Technical information
- Licensing authority: FCC
- Facility ID: 53140
- Class: C0
- ERP: 100,000 watts
- HAAT: 424.4 meters (1,392 ft)
- Transmitter coordinates: 46°5′57.5″N 119°7′44″W﻿ / ﻿46.099306°N 119.12889°W

Links
- Public license information: Public file; LMS;
- Webcast: Listen live
- Website: www.eagle1065.com

= KEGX =

Radio station in Richland, Washington

KEGX (106.5 FM) is a radio station broadcasting a classic rock format. Licensed to Richland, Washington, United States, the station serves the Tri-Cities area. KEGX is owned by Stephens Media Group.

==History==
The station was first licensed on February 28, 1978, as KXDD. It changed its call sign to KHWK on May 3, 1982; to KOTY-FM on April 3, 1987; and to KEGX on April 15, 1993.

As KHWK the station primarily had a country format. A noteworthy short lived incarnation was an attempt to operate a contemporary hit radio format and directly compete with KIOK.

As KOTY-FM it operated with a country format up until 1993 becoming KEGX "Eagle 106.5".

KEGX owners New Northwest Broadcasters in 2010 defaulted and its stations went into receivership. KEGX (and the other stations) continued to operate in that arrangement until Townsquare Media announced purchase of the frequency on December 1, 2010. In July 2011, the Federal Communications Commission (FCC) blocked Townsquare's acquisition of the former New Northwest operation in Kennewick, including KEGX.

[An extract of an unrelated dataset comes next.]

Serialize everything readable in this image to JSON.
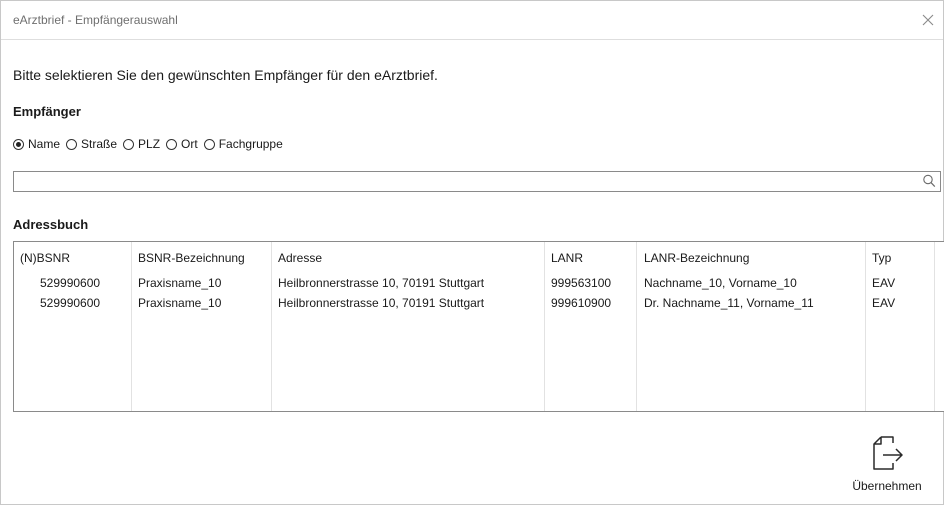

On November 6, 2011, the Tri-City Herald reported that a radio owner in Fargo, North Dakota, was paying more than $6 million to purchase 12 stations in the Tri-Cities and Yakima from New Northwest Broadcasters. Ingstad Radio Washington agreed to purchase — at a discount — more than $16 million in debt owed by New Northwest from a creditor, CIT Group. The discounted price for Ingstad is about $6.7 million for all 12 stations. Ingstad acquired the stations in early 2012. In 2018, KEGX became part of Stephens Media Group.